One major issue that I want to bring to attention that is specific to Mississippi is the Yazoo Backwater Area Project. The Yazoo Backwater Area Project was authorized by the Flood Control Act of 1941 and was designed to alleviate backwater flooding in the Mississippi South Delta Region and protect the livelihood of area residents. The South Delta is comprised of Humphreys, Issaquena, Sharkey, Warren, and Yazoo counties. Agriculture is a primary source of employment within these counties and associated local communities. The only component of the Yazoo Backwater Project that has not been completed is the pump station that was part of the original design. The pump station would prevent flooding of nearly 200,000 acres. The EPA vetoed the Yazoo Area Pump Project in 2008, even though it was a federally-authorized U.S. Army Corps of Engineers (Corps) Civil Works project. In November 2021, the EPA announced that it would allow the 2008 veto to stand.
The Yazoo Backwater Area of Mississippi has experienced significant flooding nine out of the past 11 years, which has devastated local economies and natural resources. This area also experienced minor flooding in the past two years, both in 2021 and 2022. If the pump station was in place, much of this man-made devastation could have been prevented. During 2019, over 550,000 acres flooded in the Yazoo Backwater Area, of which more than 225,000 acres were agricultural cropland. Most of this cropland was not planted that year due to the flood. Within the flooded region, 687 homes were affected by the floodwaters, with at least 252 categorized as having major damage or destroyed. The economic and environmental impact to the South Delta was devastating. The estimated economic impact to crops alone was $617 million. In 2020, approximately 490,000 acres flooded in the area once again. Of those acres, 196,000 acres were cropland. The backwater floods of 2019 and 2020 are the two highest backwater flood events since the completion of the Yazoo Backwater Levee and Drainage Structures in 1978. Much of the devastation that South Delta residents face now can be prevented if construction of the Yazoo Backwater Area Pump Project is completed.
As a result of frequent and historical flooding in the Yazoo Backwater, the Corps conducted a study in 2020 using new and current environmental data to re-evaluate the recommended plan to complete the Yazoo Area Pump Project. Findings of the study recommended a new plan that would reduce average annual flood damages to urban and agricultural areas through a combination of structural and nonstructural flood damage reduction features, minimize adverse impacts through project design, and provide a net gain in environmental value to the entire Yazoo Backwater Area. The study also recommended that the location of the pump station be moved approximately eight miles northeast of the original location. Additionally, mitigation was recommended to compensate for any unavoidable losses to environmental resources from the construction, operation, and maintenance of the project. The new plan represented a balanced approach to address flood damage reduction and environmental issues using the new environmental data.
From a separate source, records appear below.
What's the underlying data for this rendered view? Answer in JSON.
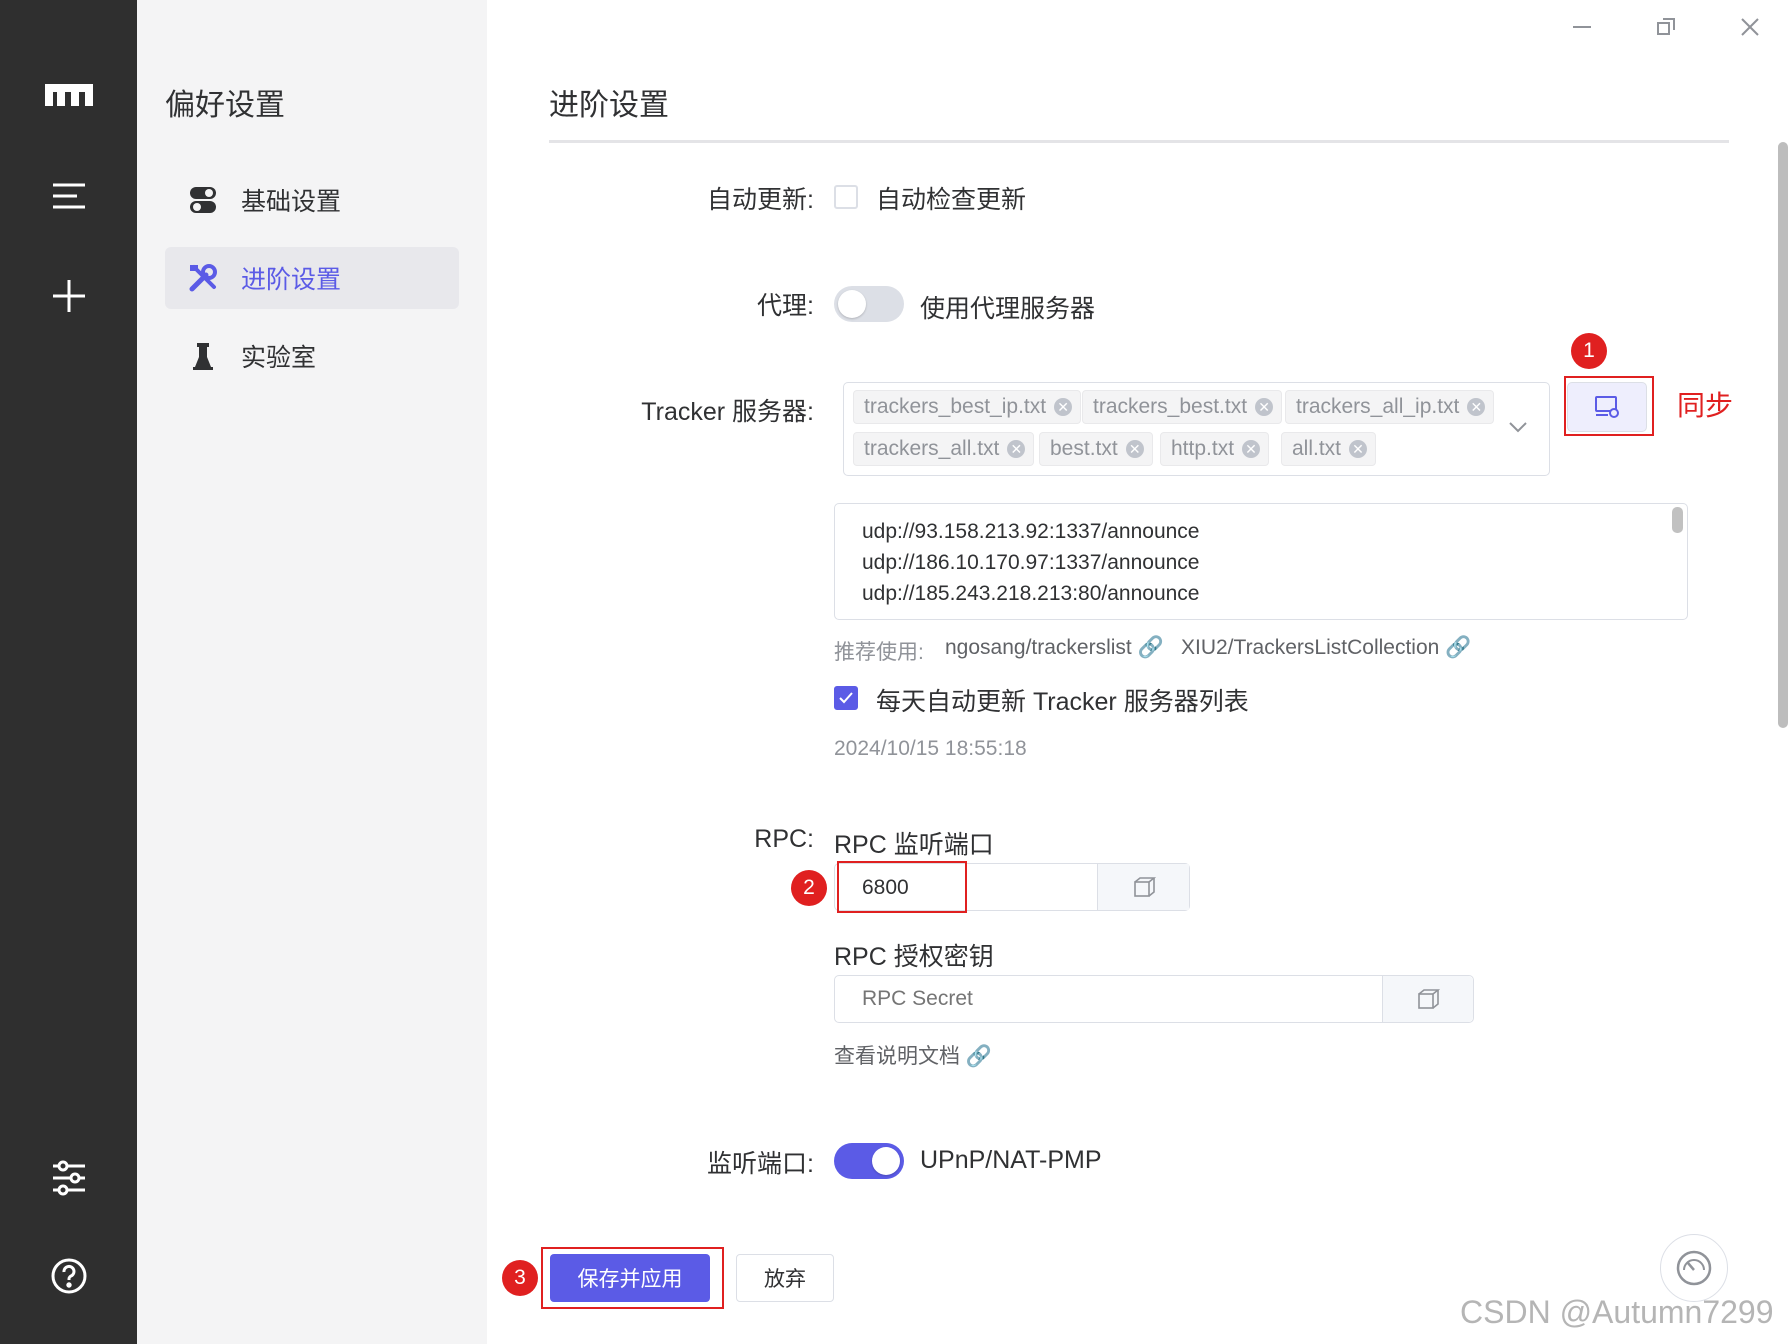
{
  "sidebar": {
    "title": "偏好设置",
    "items": [
      {
        "label": "基础设置",
        "icon": "toggles-icon"
      },
      {
        "label": "进阶设置",
        "icon": "tools-icon",
        "active": true
      },
      {
        "label": "实验室",
        "icon": "flask-icon"
      }
    ]
  },
  "main": {
    "title": "进阶设置",
    "auto_update": {
      "label": "自动更新:",
      "checkbox_label": "自动检查更新",
      "checked": false
    },
    "proxy": {
      "label": "代理:",
      "toggle_label": "使用代理服务器",
      "on": false
    },
    "tracker": {
      "label": "Tracker 服务器:",
      "tags": [
        "trackers_best_ip.txt",
        "trackers_best.txt",
        "trackers_all_ip.txt",
        "trackers_all.txt",
        "best.txt",
        "http.txt",
        "all.txt"
      ],
      "list": [
        "udp://93.158.213.92:1337/announce",
        "udp://186.10.170.97:1337/announce",
        "udp://185.243.218.213:80/announce"
      ],
      "recommend_label": "推荐使用:",
      "recommend_links": [
        "ngosang/trackerslist",
        "XIU2/TrackersListCollection"
      ],
      "auto_update_label": "每天自动更新 Tracker 服务器列表",
      "auto_update_checked": true,
      "last_update": "2024/10/15 18:55:18"
    },
    "rpc": {
      "label": "RPC:",
      "port_label": "RPC 监听端口",
      "port_value": "6800",
      "secret_label": "RPC 授权密钥",
      "secret_placeholder": "RPC Secret",
      "doc_link": "查看说明文档"
    },
    "listen_port": {
      "label": "监听端口:",
      "toggle_label": "UPnP/NAT-PMP",
      "on": true
    }
  },
  "footer": {
    "save_label": "保存并应用",
    "discard_label": "放弃"
  },
  "annotations": {
    "sync_label": "同步",
    "badges": [
      "1",
      "2",
      "3"
    ]
  },
  "watermark": "CSDN @Autumn7299",
  "colors": {
    "accent": "#5b5be6",
    "rail": "#2f2f2f",
    "sidebar": "#f4f4f5",
    "annotation": "#e02020"
  }
}
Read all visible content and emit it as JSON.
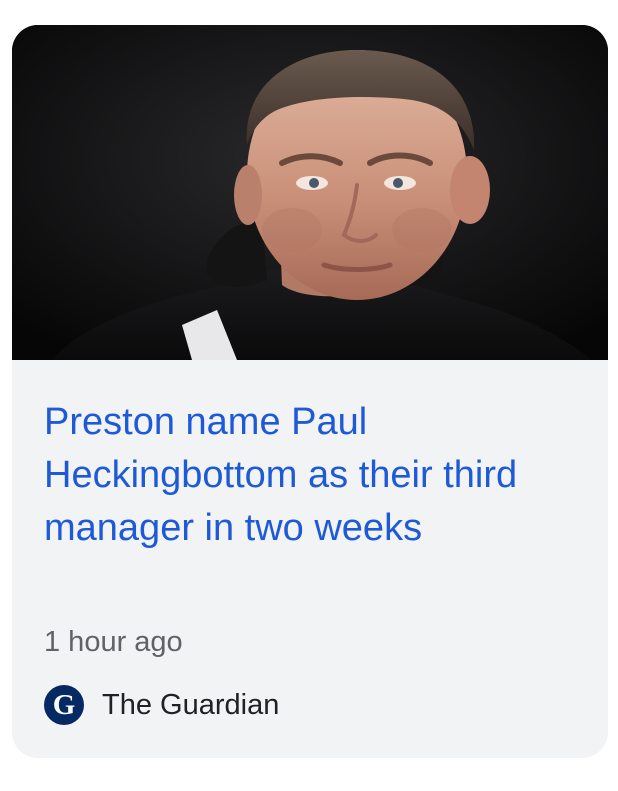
{
  "article": {
    "image_alt": "Paul Heckingbottom portrait",
    "headline": "Preston name Paul Heckingbottom as their third manager in two weeks",
    "time": "1 hour ago",
    "source": {
      "logo_letter": "G",
      "name": "The Guardian"
    }
  },
  "colors": {
    "headline": "#1f5ad6",
    "card_background": "#f2f3f5",
    "meta_text": "#5f6368",
    "guardian_logo": "#052962"
  },
  "icons": {
    "source_logo": "guardian-logo-icon"
  }
}
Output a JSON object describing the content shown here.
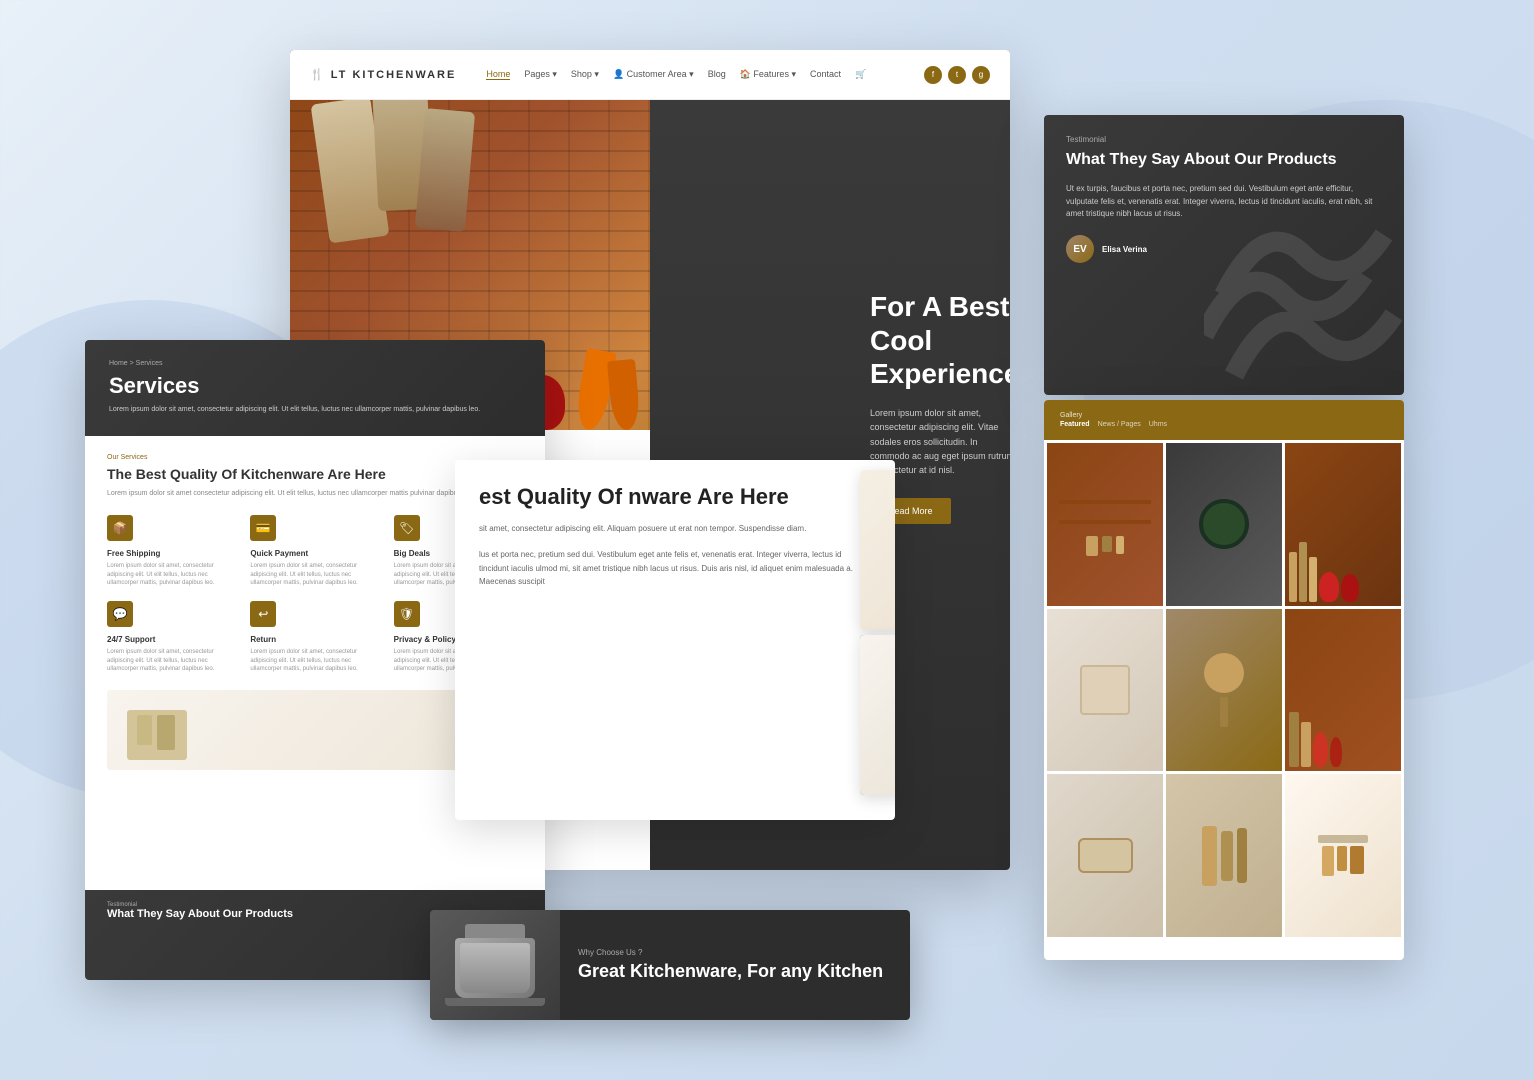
{
  "background": {
    "color": "#dde8f4"
  },
  "brand": {
    "name": "LT KITCHENWARE",
    "prefix": "LT",
    "suffix": "KITCHENWARE"
  },
  "nav": {
    "links": [
      "Home",
      "Pages",
      "Shop",
      "Customer Area",
      "Blog",
      "Features",
      "Contact"
    ],
    "active": "Home",
    "social": [
      "f",
      "t",
      "g"
    ]
  },
  "hero": {
    "headline": "For A Best Cool Experience",
    "subtext": "Lorem ipsum dolor sit amet, consectetur adipiscing elit. Vitae sodales eros sollicitudin. In commodo ac aug eget ipsum rutrum consectetur at id nisl.",
    "cta_label": "Read More"
  },
  "testimonial": {
    "label": "Testimonial",
    "title": "What They Say About Our Products",
    "body": "Ut ex turpis, faucibus et porta nec, pretium sed dui. Vestibulum eget ante efficitur, vulputate felis et, venenatis erat. Integer viverra, lectus id tincidunt iaculis, erat nibh, sit amet tristique nibh lacus ut risus.",
    "author_name": "Elisa Verina"
  },
  "services": {
    "breadcrumb": "Home > Services",
    "page_title": "Services",
    "page_desc": "Lorem ipsum dolor sit amet, consectetur adipiscing elit. Ut elit tellus, luctus nec ullamcorper mattis, pulvinar dapibus leo.",
    "section_label": "Our Services",
    "section_title": "The Best Quality Of Kitchenware Are Here",
    "section_desc": "Lorem ipsum dolor sit amet consectetur adipiscing elit. Ut elit tellus, luctus nec ullamcorper mattis pulvinar dapibus leo.",
    "items": [
      {
        "icon": "📦",
        "name": "Free Shipping",
        "desc": "Lorem ipsum dolor sit amet, consectetur adipiscing elit. Ut elit tellus, luctus nec ullamcorper mattis, pulvinar dapibus leo."
      },
      {
        "icon": "💳",
        "name": "Quick Payment",
        "desc": "Lorem ipsum dolor sit amet, consectetur adipiscing elit. Ut elit tellus, luctus nec ullamcorper mattis, pulvinar dapibus leo."
      },
      {
        "icon": "🏷",
        "name": "Big Deals",
        "desc": "Lorem ipsum dolor sit amet, consectetur adipiscing elit. Ut elit tellus, luctus nec ullamcorper mattis, pulvinar dapibus leo."
      },
      {
        "icon": "💬",
        "name": "24/7 Support",
        "desc": "Lorem ipsum dolor sit amet, consectetur adipiscing elit. Ut elit tellus, luctus nec ullamcorper mattis, pulvinar dapibus leo."
      },
      {
        "icon": "↩",
        "name": "Return",
        "desc": "Lorem ipsum dolor sit amet, consectetur adipiscing elit. Ut elit tellus, luctus nec ullamcorper mattis, pulvinar dapibus leo."
      },
      {
        "icon": "🛡",
        "name": "Privacy & Policy",
        "desc": "Lorem ipsum dolor sit amet, consectetur adipiscing elit. Ut elit tellus, luctus nec ullamcorper mattis, pulvinar dapibus leo."
      }
    ],
    "testimonial_snippet": {
      "label": "Testimonial",
      "title": "What They Say About Our Products"
    }
  },
  "gallery": {
    "label": "Gallery",
    "nav": [
      "Featured",
      "News / Pages",
      "Uhms"
    ],
    "active_nav": "Featured",
    "cells": 9
  },
  "quality": {
    "title": "est Quality Of nware Are Here",
    "body_1": "sit amet, consectetur adipiscing elit. Aliquam posuere ut erat non tempor. Suspendisse diam.",
    "body_2": "lus et porta nec, pretium sed dui. Vestibulum eget ante felis et, venenatis erat. Integer viverra, lectus id tincidunt iaculis ulmod mi, sit amet tristique nibh lacus ut risus. Duis aris nisl, id aliquet enim malesuada a. Maecenas suscipit"
  },
  "promo": {
    "subtitle": "Why Choose Us ?",
    "title": "Great Kitchenware, For any Kitchen"
  }
}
Mississippians in the South Delta, farmers, state and local leaders, the EPA and the Corps were united in a plan, and in agreement on a solution reached in 2020 to finish the pumps. We have strong confidence in the research of the U.S. Army Corps of Engineers, and we believe the pumps provide the long-term solution necessary to alleviate the perpetual flooding in the South Delta.
For the aforementioned reasons, I want to reiterate to all of those present and to all of those who will listen in Washington, D.C., the urgent need to finish the pumps. If the goal of the federal government is to improve, preserve, and protect America’s public health and environment, we ask that you reconsider and complete the pumps as designed.